Enrico Mattoli, head of global family office in Greater China at UBS Wealth Management, said that family offices in Hong Kong and mainland China were increasingly seeking opportunities beyond Asia.
“We’ve seen growing interest in overseas investments from China’s family offices,” Mattoli said at the Hong Kong release of the Global Family Office Report 2017.
The annual study, jointly published by UBS and Campden, tracks 262 family offices across the globe with an average of US$921 million assets under management.
“Family offices in China are characterised by younger entrepreneurs or ‘new wealth’, who are more likely to be oriented towards growth than asset preservation,” he said.

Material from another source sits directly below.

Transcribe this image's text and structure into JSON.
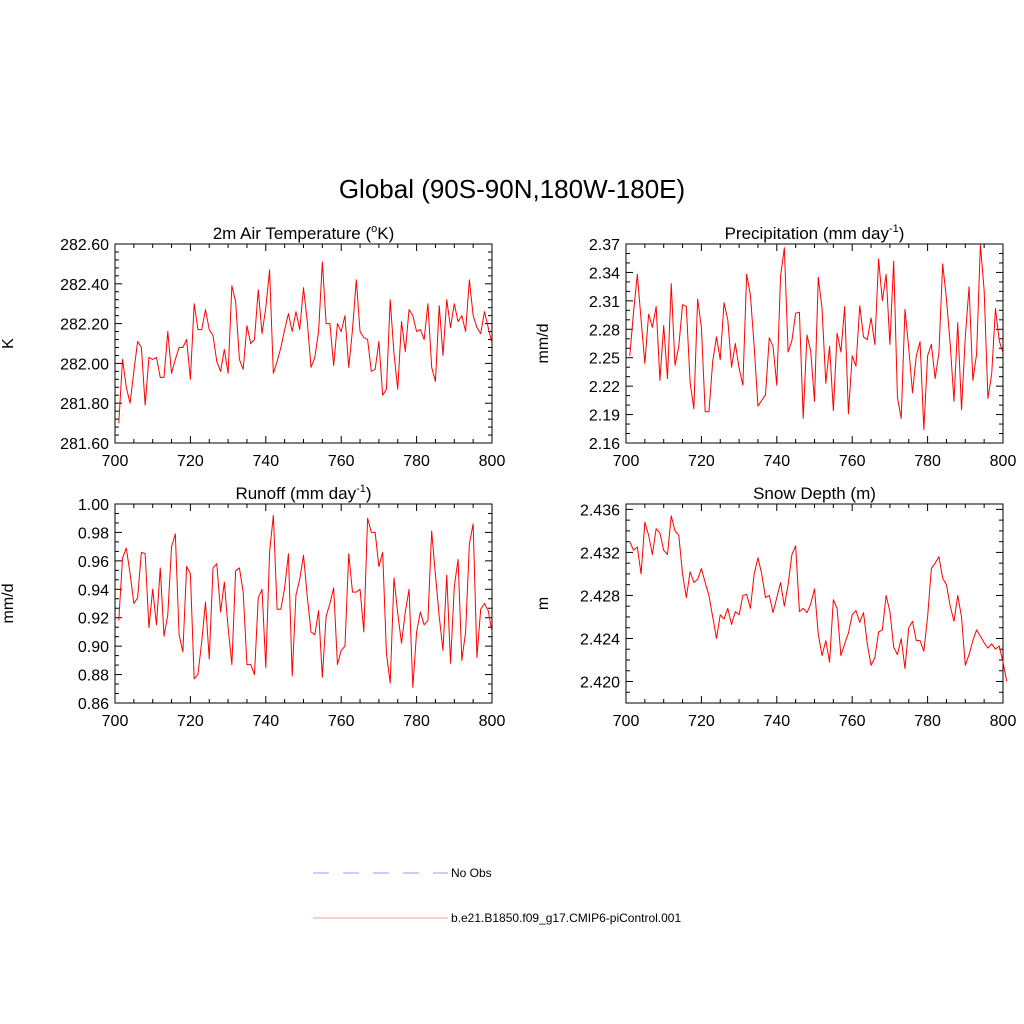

According to the report, family offices in Hong Kong and China have an exceptionally high allocation in real estate compared to other regions. In 2016, about 26 per cent of Hong Kong portfolios were invested in real estate, versus 20.3 per cent of family offices in the Asia-Pacific and 16.2 per cent of family offices globally. Chinese families typically by overseas real estate because of education of their children, diversification or immigration. They like to buy homes in foreign countries such as US, UK and other English-speaking countries.
On average, global family offices’ investment returns rose to 7 per cent in 2016 from 0.3 per cent in 2015. Family offices in Asia-Pacific recorded a 6.7 per cent return, the second highest among regions, and just behind North America’s 7.7 per cent.